DiPaola, who is also unaffiliated with the new research, noted that the DASH diet offers ingredients other than mushrooms that contain many of the same heart-health-promoting properties as the mushrooms outlined by the review: They are plant-based, contain adequate fiber, have less sodium, contain sufficient calcium and have moderate levels of protein.


There may be other mushrooms out there that can act similarly to edible mushrooms for people with mushroom allergies, suggested Dr. Hunnes. However, a plant-based, whole-grain diet often confers similar, healthy benefits.

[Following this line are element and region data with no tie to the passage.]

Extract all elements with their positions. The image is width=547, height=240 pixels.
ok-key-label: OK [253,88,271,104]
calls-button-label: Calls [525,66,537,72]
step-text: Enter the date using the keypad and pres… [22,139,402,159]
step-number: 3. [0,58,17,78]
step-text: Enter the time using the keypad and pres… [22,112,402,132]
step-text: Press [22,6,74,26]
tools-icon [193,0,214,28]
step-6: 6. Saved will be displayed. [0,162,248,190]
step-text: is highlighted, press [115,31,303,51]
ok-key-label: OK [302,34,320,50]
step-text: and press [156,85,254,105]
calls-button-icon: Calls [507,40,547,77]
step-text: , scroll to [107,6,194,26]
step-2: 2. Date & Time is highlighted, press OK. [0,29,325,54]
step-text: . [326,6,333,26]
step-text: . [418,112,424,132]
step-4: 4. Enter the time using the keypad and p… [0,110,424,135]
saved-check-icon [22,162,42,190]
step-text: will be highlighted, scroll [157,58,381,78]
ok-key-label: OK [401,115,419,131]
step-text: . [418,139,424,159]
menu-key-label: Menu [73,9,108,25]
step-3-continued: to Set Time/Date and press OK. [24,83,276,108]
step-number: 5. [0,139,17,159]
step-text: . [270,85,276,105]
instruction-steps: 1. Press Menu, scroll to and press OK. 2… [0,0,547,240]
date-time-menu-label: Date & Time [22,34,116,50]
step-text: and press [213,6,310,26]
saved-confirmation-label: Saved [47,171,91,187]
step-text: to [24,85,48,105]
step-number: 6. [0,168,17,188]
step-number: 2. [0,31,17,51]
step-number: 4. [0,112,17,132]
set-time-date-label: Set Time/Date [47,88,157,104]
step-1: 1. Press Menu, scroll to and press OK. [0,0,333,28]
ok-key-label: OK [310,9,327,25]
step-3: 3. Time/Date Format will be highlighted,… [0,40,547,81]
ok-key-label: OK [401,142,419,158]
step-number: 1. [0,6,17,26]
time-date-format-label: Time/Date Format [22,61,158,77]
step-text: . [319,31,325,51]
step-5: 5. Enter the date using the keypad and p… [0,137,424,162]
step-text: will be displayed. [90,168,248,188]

If anything, the review sparks conversation about the many ways that what we consume can benefit our cardiovascular health, including lowering high blood pressure levels.


DiPaola recommends whole, plant-based foods, as evidenced by both the Mediterranean and DASH diets. Additionally, healthy lifestyle behaviors that include exercising, managing stress, maintaining a healthy weight, and managing other comorbidities with heart disease are key.


The review authors clarify that mushrooms alone are not the only answer and that more research needs to be done to understand their bioactive compounds and their impact on hypertension.


Therefore, edible mushrooms have a large place in clinical evaluations requiring phylogenetic and toxicological analyzes of the bioactive constituents of mushrooms, concluded the authors. So next time you make mushroom risotto, appreciate the potential of biologically and nutritionally unique edible mushrooms.


For her part, Dr. Hunnes recommended a complete, nutrient-rich diet.


He said: A plant-based, whole-grain diet that varies in the types of plant foods consumed, especially avocados, nuts, seeds, legumes, greens, can be extremely beneficial for blood pressure and heart health.